We have all asked ourselves – Do Yellowfish stay in one place, do they move around – how far do they move around upstream and downstream. Findings related to the above questions were recently published in a research paper entilted: “Habitat preferences and movement of adult yellowfishes in the Vaal River, South Africa” by Gordon C. O’Brien from the Water Research Group, Unit for Environmental Sciences and Management, North-West University.

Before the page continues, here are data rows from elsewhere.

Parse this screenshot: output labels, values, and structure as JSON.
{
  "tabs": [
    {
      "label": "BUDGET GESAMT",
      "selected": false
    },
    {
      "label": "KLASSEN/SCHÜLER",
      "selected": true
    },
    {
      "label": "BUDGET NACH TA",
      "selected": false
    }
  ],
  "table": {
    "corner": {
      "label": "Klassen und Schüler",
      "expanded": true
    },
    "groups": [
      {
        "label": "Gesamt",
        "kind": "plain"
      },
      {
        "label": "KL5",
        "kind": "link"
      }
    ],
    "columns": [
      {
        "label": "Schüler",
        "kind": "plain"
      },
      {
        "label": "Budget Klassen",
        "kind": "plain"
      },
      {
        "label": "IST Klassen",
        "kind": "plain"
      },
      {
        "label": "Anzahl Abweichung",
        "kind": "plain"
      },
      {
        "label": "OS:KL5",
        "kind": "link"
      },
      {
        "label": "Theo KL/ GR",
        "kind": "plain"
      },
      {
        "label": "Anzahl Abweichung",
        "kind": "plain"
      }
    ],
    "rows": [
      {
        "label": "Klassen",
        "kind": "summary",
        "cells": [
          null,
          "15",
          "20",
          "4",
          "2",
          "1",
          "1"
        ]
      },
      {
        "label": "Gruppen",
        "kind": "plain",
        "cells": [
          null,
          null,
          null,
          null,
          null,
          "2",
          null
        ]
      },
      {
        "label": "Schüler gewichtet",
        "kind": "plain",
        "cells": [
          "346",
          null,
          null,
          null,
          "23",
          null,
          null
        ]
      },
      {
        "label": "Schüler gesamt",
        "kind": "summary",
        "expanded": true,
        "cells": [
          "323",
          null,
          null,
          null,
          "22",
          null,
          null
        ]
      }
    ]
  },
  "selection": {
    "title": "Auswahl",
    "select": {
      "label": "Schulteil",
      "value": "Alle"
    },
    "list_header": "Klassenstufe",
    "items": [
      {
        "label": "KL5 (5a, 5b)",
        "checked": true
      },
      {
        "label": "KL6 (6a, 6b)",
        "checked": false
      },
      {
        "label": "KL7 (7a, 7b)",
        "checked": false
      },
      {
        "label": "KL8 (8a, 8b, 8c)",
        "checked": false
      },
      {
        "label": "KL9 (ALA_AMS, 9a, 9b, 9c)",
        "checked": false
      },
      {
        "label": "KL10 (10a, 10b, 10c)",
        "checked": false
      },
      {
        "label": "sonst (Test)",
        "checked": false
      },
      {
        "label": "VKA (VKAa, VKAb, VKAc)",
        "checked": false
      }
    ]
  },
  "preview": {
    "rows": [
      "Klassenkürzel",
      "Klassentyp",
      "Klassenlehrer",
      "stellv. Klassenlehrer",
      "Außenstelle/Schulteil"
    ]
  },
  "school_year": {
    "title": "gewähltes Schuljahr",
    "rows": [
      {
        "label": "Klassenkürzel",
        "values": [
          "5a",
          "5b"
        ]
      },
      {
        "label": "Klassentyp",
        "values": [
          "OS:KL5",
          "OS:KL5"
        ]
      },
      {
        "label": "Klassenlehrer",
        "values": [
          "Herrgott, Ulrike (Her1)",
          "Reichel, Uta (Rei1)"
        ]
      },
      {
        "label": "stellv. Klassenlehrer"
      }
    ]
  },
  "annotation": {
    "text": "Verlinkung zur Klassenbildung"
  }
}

O’Brien GC, Jacobs F, Cronje L, Wepener V, Smit NJ. Habitat preferences and movement of adult yellowfishes in the Vaal River, South Africa. S Afr J Sci. 2013;109(7/8), Art. #0095, 8 pages. http://dx.doi.org/10.1590/ sajs.2013/20120095
The yellowfishes of the Vaal River (Labeobarbus kimberleyensis and L. aeneus) are charismatic, socially and economically important fishes, but very little is known about their interspecies habitat preferences and movement. This study is the first behavioural study of yellowfish in the Vaal River using radio transmitters to characterise habitat preferences and movement patterns. A total of 22 adult L. kimberleyensis and 13 adult L. aeneus individuals were tracked for between 1 month and 1 year from 23 September 2006 to 16 May 2010. Radio telemetry revealed that yellowfish established routine daily behavioural patterns through which the habitat preferences and movement of the species could be established. Home ranges of the yellowfish ranged from 1 km to more than 12 km in the Vaal River depending on the species and habitat availability. Habitat preferences varied between species and included deep slow-flowing habitats with associated cover features particularly in winter for L. kimberleyensis and shallow fast-flowing habitats particularly for L. aeneus in spring, summer and autumn. Changes in flows, habitat availability and atmospheric pressure affected the movement of yellowfish. The biology and ecology of the yellowfish in the Vaal River is noticeably more complicated and dynamic than previously documented. We recommend that the behavioural ecology of these and other yellowfish populations in the Vaal River should continue to be characterised, and the use of the movement of yellowfish be developed as an indicator of ecosystem change.